So. Stuff is happening. The Hospice people were concerned that Dad is “actively dieing” and wanted to know how aware Mom was of this situation. I was in a movie and had my phone turned off. They spoke to Mark and he helped them decide to go over and talk to her about it and offer to take her to see Dad in case he dies tonight or tomorrow (which they thing is very likely). Mark also helped them decide to follow Mom’s psychiatric nurse’s recommendation that someone be with her on 24 hour watch at this time. This will be private pay and Mark unhesitatingly recommended it.
I have to examine myself and make sure I’m not running away from my father’s death. I don’t think this is exactly what is happening.

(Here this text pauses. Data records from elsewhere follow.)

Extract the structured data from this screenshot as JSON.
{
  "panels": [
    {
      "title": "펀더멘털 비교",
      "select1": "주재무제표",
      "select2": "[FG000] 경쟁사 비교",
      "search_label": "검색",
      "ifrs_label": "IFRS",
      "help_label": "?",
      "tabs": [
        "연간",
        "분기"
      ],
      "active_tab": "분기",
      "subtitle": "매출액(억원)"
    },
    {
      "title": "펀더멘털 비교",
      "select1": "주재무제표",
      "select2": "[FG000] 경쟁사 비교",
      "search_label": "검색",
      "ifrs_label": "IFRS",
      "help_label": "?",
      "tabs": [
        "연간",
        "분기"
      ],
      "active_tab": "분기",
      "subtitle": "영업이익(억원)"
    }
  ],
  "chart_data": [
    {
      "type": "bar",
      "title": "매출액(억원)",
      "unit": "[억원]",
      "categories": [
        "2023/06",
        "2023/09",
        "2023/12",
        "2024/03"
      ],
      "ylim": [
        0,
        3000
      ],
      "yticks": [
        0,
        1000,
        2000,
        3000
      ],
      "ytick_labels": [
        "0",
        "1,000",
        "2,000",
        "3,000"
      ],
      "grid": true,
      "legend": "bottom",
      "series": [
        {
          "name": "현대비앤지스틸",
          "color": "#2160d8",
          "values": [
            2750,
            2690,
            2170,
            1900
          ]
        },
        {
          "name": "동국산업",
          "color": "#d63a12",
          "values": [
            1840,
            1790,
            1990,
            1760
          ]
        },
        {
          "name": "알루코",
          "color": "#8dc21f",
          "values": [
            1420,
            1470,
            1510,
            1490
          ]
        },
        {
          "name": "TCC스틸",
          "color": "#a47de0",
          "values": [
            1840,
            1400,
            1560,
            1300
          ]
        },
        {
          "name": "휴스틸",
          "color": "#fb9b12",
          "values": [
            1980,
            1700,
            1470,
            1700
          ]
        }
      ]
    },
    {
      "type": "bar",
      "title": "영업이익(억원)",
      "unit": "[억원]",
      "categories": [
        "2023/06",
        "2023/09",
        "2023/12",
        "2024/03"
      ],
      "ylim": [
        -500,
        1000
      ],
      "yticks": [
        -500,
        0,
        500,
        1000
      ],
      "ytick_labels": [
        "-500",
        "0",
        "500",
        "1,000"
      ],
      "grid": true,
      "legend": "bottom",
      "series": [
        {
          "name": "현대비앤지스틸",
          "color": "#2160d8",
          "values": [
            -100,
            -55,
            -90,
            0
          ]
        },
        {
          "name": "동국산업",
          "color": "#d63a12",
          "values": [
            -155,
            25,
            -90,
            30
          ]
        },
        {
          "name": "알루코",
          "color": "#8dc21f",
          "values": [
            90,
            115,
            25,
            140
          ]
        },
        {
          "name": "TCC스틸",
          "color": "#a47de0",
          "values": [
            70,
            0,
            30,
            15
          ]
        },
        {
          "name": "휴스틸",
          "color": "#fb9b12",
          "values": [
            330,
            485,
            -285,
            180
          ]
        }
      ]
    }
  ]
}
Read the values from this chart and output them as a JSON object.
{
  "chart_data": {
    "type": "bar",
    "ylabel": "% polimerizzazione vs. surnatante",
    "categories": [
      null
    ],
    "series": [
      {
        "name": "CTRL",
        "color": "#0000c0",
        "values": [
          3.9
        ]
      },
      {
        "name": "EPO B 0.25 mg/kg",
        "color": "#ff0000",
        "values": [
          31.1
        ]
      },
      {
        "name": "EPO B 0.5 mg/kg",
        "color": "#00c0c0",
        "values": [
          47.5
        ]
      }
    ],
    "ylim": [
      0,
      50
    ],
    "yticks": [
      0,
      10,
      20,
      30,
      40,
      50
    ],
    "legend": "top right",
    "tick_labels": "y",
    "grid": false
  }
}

I do need some space from the whole deal, that’s for sure. It’s time for others to take up some of my slack and Mark is doing exactly that. He is planning to drive over and be with Mom this evening. I don’t feel that I need to see Dad one more time before he dies. I hugged him and told him I loved him on Wednesday. He has asked to be cremated which will actually give us a bit of flexibility on scheduling the funeral. My son the clinical psychologist professionally asked me what it would look like if I felt I was needed in Holland. I told him if Mom was asking for me I would probably go. Otherwise I’m seriously planning on waiting for our scheduled return flight on Wednesday.
I continue to learn that emotional space is different from physical space.
Eileen’s doctor’s office has been trying to contact her since Thursday morning, despite the fact that she told them she would be out of own. Of course by the time she got the messages off her cell phone it was already to late to talk to them before next Monday. She’s concerned but not too worried about the results of a recent blood test. Oy.